As we move into 2010, the feeling of many people across this country seems to be that now is the time to give up on large-scale politics, and focus on small local-level solutions to the outstanding problems of our age, such as manmade climate change (the Transition movement, which began in Totnes and is slowly spreading worldwide, is an outstanding example of such 'localist' solution-seeking). It is natural that in the wake of Copenhagen's failure many people are turning to ways that they as individuals can best contribute.
A series of letters to the Observer, published under the heading 'Think global, act local after Copenhagen', are among many striking examples. Professor Colin Campbell of York suggests that individual towns take the initiative in reducing emissions to compensate for increases in 'twinned' cities in the developing world. Jim McCluskey of Twickenham seconds Ed Miliband's emphasis on the role of green NGOs and the public, as opposed to his own government. Duncan Kerr, MD of A Climate 4 Change, writes that "a groundswell of actions by individual communities led by local authorities, supported in turn by national government, is surely the most effective way of creating the climate for change that would tip our leaders into action."
However, it is quite wrong to think that such contributions can possibly be enough. The problem, in a globalised economic system, as James Hansen among others has clearly recognised, is that if you burn less fossil fuel, others who are less eco-conscious will receive a price-signal that it is just fine to burn more fossil fuels, thus blunting much of the effect of your individual action. This means that well-intentioned individuals and localities alone - or, indeed, this kingdom alone - cannot make a major contribution to preventing runaway climate change because, however well we do, our effectiveness will be partly cancelled out by the corresponding actions (or inaction) of others.
There is enough fossil fuel still in the ground to cook the planet. So the only solution is global constraint of others' carbon emissions, as well as of your own. There simply has to be a replacement for the stalled COP15 process. If we as a species are not to die, politics cannot be dead.

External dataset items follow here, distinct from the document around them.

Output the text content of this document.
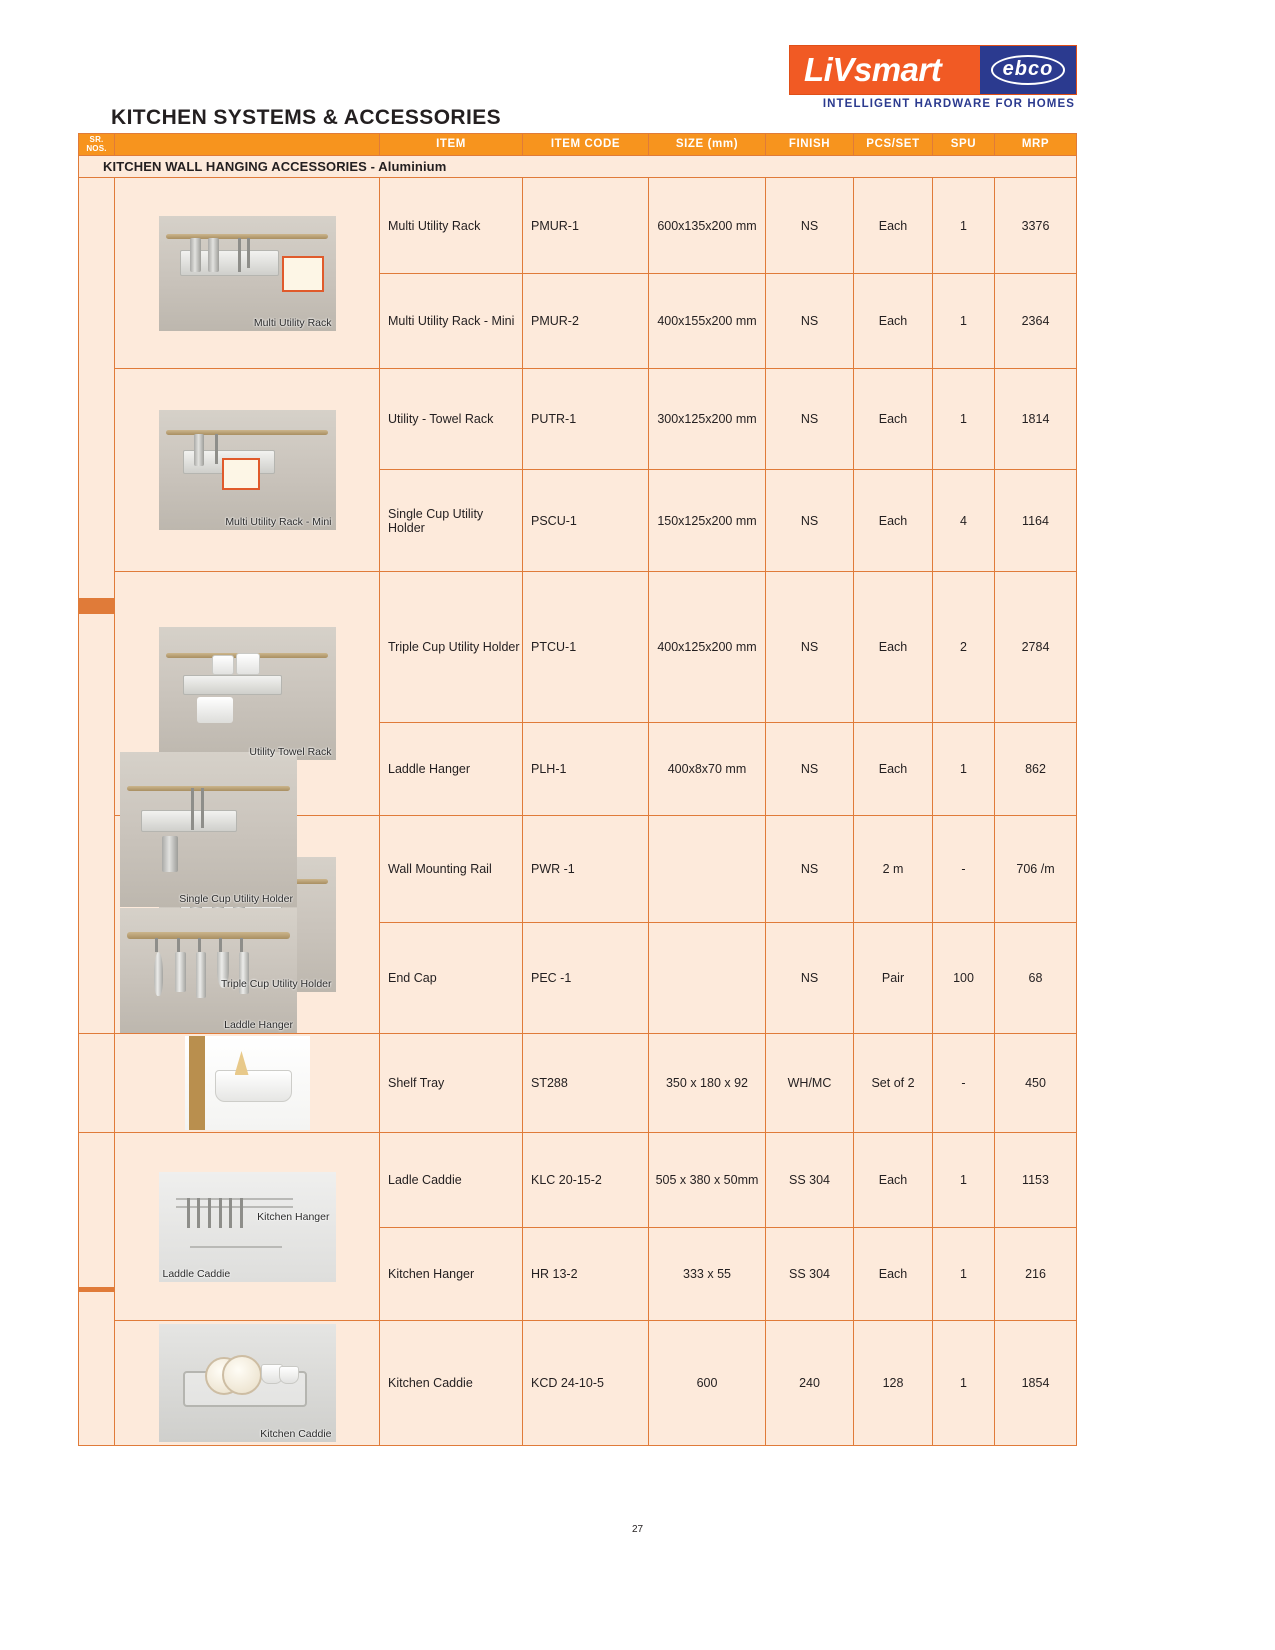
LiVsmart	ebco
INTELLIGENT HARDWARE FOR HOMES
KITCHEN SYSTEMS & ACCESSORIES
SR. NOS.		ITEM	ITEM CODE	SIZE (mm)	FINISH	PCS/SET	SPU	MRP
KITCHEN WALL HANGING ACCESSORIES - Aluminium								

	Multi Utility Rack	Multi Utility Rack	PMUR-1	600x135x200 mm	NS	Each	1	3376
		Multi Utility Rack - Mini	PMUR-2	400x155x200 mm	NS	Each	1	2364

	Multi Utility Rack - Mini	Utility - Towel Rack	PUTR-1	300x125x200 mm	NS	Each	1	1814
		Single Cup Utility Holder	PSCU-1	150x125x200 mm	NS	Each	4	1164

	Utility Towel Rack	Triple Cup Utility Holder	PTCU-1	400x125x200 mm	NS	Each	2	2784
		Laddle Hanger	PLH-1	400x8x70 mm	NS	Each	1	862

	Triple Cup Utility Holder	Wall Mounting Rail	PWR -1		NS	2 m	-	706 /m
		End Cap	PEC -1		NS	Pair	100	68

	Shelf Tray	ST288	350 x 180 x 92	WH/MC	Set of 2	-	450

	Kitchen Hanger
Laddle Caddie	Ladle Caddie	KLC 20-15-2	505 x 380 x 50mm	SS 304	Each	1	1153
		Kitchen Hanger	HR 13-2	333 x 55	SS 304	Each	1	216

	Kitchen Caddie	Kitchen Caddie	KCD 24-10-5	600	240	128	1	1854
Single Cup Utility Holder
Laddle Hanger
27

What troubles me particularly about the end game at Copenhagen and about widespread assumptions about how COP15 might now move forward is the idea - the implausible assumption - that any workable proposal will emerge from or be initiated by the EU, US or China. For why not approach this deadlock from the other end? A proposal initiated by the G77 countries and the small island states (such as the Maldives and Tuvalu, which have actually emerged from the Copenhagen debacle with a huge amount of credit and public sympathy) would be one which the rich countries could then be challenged to buy into to avoid being held responsible for initiating ecocide. And we - the conscious citizenry of those countries - could apply the pressure to make our leaders sign. Some such global political strategy is essential, if we are to bequeath a liveable planet to our children. I think it would have much more credibility if it came first from the poorest, rather than from the richest and the biggest emitters.
So: 2010 must be a year of climate politics, and ought, I suggest, to be a year in which such politics comes from the bottom up not in the sense only of local or individual action, but in the sense of action coming from the countries that have traditionally been at the bottom of the heap, globally. In this context, Evo Morales' new call for a summit of movements on climate and capitalism is a hopeful development, pointing in just the right direction.

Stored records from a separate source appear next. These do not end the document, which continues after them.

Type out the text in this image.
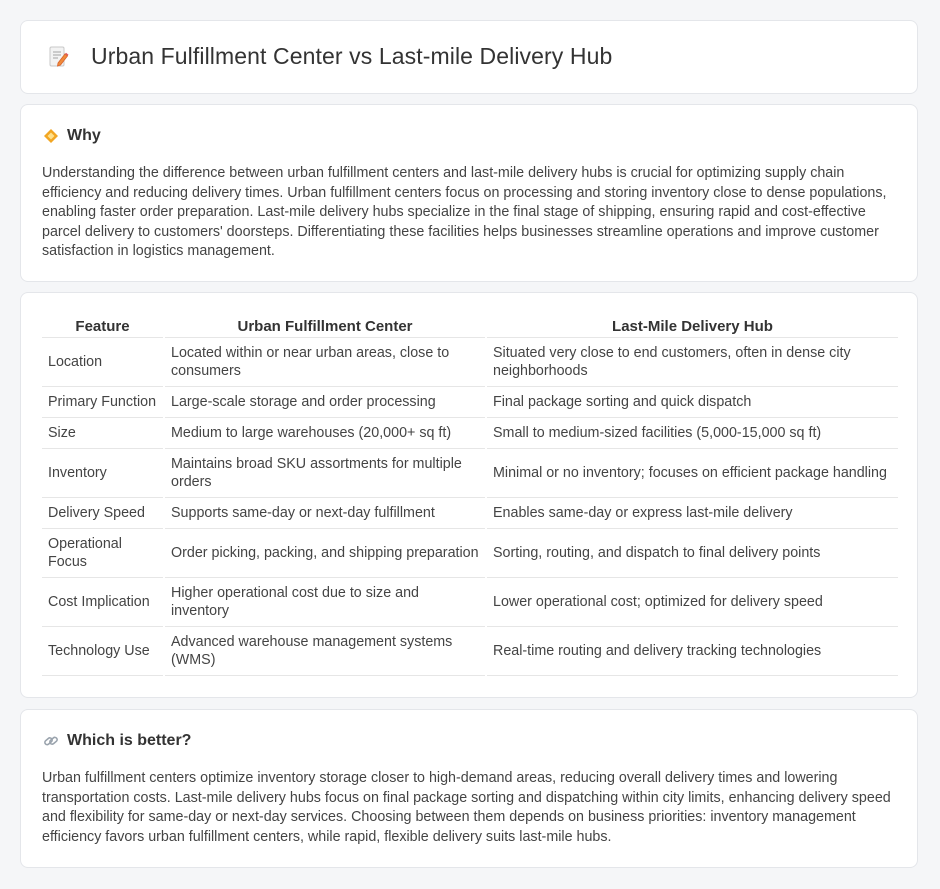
Urban Fulfillment Center vs Last-mile Delivery Hub
Why

Understanding the difference between urban fulfillment centers and last-mile delivery hubs is crucial for optimizing supply chain efficiency and reducing delivery times. Urban fulfillment centers focus on processing and storing inventory close to dense populations, enabling faster order preparation. Last-mile delivery hubs specialize in the final stage of shipping, ensuring rapid and cost-effective parcel delivery to customers' doorsteps. Differentiating these facilities helps businesses streamline operations and improve customer satisfaction in logistics management.

Feature	Urban Fulfillment Center	Last-Mile Delivery Hub
Location	Located within or near urban areas, close to consumers	Situated very close to end customers, often in dense city neighborhoods
Primary Function	Large-scale storage and order processing	Final package sorting and quick dispatch
Size	Medium to large warehouses (20,000+ sq ft)	Small to medium-sized facilities (5,000-15,000 sq ft)
Inventory	Maintains broad SKU assortments for multiple orders	Minimal or no inventory; focuses on efficient package handling
Delivery Speed	Supports same-day or next-day fulfillment	Enables same-day or express last-mile delivery
Operational Focus	Order picking, packing, and shipping preparation	Sorting, routing, and dispatch to final delivery points
Cost Implication	Higher operational cost due to size and inventory	Lower operational cost; optimized for delivery speed
Technology Use	Advanced warehouse management systems (WMS)	Real-time routing and delivery tracking technologies
Which is better?

Urban fulfillment centers optimize inventory storage closer to high-demand areas, reducing overall delivery times and lowering transportation costs. Last-mile delivery hubs focus on final package sorting and dispatching within city limits, enhancing delivery speed and flexibility for same-day or next-day services. Choosing between them depends on business priorities: inventory management efficiency favors urban fulfillment centers, while rapid, flexible delivery suits last-mile hubs.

A clear summary of the proposals made by various nations at COP15 can be found at the Beyond Copenhagen blog. The proposal from Tuvalu is the closest we have to a workable climate-solution. Perhaps the key 'bottom-up' strategy needed now is for more and more of the world to get behind something like the Tuvalu proposal, and gradually prevent the developed countries (and India and China) from stymieing the climate-progress we need and can believe in.
If our low-energy lightbulbs and our Transition Towns and so on are going to mean anything, then we need also to get behind climate-initiatives such as that of Tuvalu which could provide the needed international framework to solve this unavoidably global problem.